Mit gutem Beispiel geht seit vielen Jahren die Wiener Berufsrettung voran. Großen Aufholbedarf verortet Michael Girsa jedoch insgesamt in der Ausbildung und Weiterqualifizierung des Personals. Zum Rüstzeug für den Rettungsdienst-Alltag gehören nämlich neben dem fundierten notfallmedizinischen Wissen und Können auch Kommunikation, gute Patient*innenführung und Crew Resource Manangement. Damit man im Rettungsdienst-Alltag auf einem ähnlichen Niveau wie etwa die Pflege im Krankenhaus mitspielen kann, fehlt es an Ausbildungszeit. Und um das Ausbildungsniveau zu heben, braucht es Berufsbildstrukturen.

Als rein berufliche Einrichtung hat die Wiener Rettung teils mehr Möglichkeiten, Qualitätsmanagement-Tools besonders wirksam einzusetzen. Hervorzuheben sind dabei etwa die Field Supervisoren, die Einsatze begleiten, unterstützen und supervidieren. Bei der gesetzlich festgeschriebenen Rezertifizierung sieht Girsa Nachholbedarf. Auch hier geht man in Wien einen Schritt weiter und überprüft bei den sogenannten „Prof. Checks“ die korrekte Anwendung von SOPs in realitätsnahen Simulationstrainings. Dabei geht es auch darum, Rettungsdienstmitarbeiter*innen in ihrem Können zu bestärken und ihnen Sicherheit für den Einsatz mitzugeben.

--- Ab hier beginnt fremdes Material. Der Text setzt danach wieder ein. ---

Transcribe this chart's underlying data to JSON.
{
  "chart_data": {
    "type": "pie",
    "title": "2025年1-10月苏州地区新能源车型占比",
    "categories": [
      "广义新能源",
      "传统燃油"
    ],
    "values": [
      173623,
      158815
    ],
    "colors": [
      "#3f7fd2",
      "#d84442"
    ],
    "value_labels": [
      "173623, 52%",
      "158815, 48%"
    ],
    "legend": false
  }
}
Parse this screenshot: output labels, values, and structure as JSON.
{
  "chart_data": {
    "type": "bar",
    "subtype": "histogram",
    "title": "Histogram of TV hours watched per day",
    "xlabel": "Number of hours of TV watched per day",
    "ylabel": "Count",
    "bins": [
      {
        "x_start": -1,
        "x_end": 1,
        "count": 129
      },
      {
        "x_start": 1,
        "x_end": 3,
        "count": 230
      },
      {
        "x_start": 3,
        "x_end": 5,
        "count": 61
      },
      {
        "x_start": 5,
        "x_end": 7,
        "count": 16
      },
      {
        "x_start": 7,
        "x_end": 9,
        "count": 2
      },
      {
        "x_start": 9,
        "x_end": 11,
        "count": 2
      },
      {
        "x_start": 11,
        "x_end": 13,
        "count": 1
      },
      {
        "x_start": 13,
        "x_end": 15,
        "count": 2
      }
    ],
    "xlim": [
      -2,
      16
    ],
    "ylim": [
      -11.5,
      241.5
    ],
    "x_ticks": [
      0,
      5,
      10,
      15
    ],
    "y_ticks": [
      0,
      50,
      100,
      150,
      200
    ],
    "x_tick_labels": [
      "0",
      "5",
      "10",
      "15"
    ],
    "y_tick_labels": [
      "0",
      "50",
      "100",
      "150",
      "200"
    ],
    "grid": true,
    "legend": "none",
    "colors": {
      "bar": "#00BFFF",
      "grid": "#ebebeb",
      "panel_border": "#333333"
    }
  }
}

Was müssen die nächsten Qualitätsentwicklungsschritte sein?

Gerhard Prause sieht als nächsten wichtigen Schritt im Qualitätsmanagement, den Notarztdienst an das Krankhaus zu binden. Damit wären Feedbackschleifen ohne datenschutzrechtliche Bedenken möglich und bereits existierende Qualitätsmaßnahmen des Krankenhauses würden automatisch greifen. 

Für Michael Girsa ist eine grundfundierte, qualitativ hochwertige Ausbildung das Um und Auf, um qualitativ im österreichischen Rettungsdienst weiterzukommen. Wie das funktioniert, sieht man an zahlreichen Beispielen im internationalen Vergleich. Voraussetzung dafür sind die rechtlichen Rahmenbedingungen und eine Überarbeitung des Sanitätergesetzes samt Ausbildungsverordnung. 

Michael Halmich wünscht sich ein besseres, proaktives Risiko- und Fehlermanagement im Rettungsdienst. Von Fehlern und Beinahefehlern sollten alle lernen dürfen. Deshalb wäre es wichtig, nicht durch Kündigungen Angst zu verbreiten, sondern Betroffene aktiv in Schulungsmaßnahmen einzubinden. 

 

Auch wenn sich alle einig sind, dass in allen Betrachtungen stets das Patientenwohl im Mittelpunkt stehen muss, so führte auch diese Diskussion rund um die Qualität im Rettungsdienst insgesamt zu mehr Fragen als Antworten. Wir sehen das als klaren Auftrag, an genau diesen Fragen dranzubleiben, Netzwerke zu schaffen und die Debatte wo immer möglich weiterzuführen.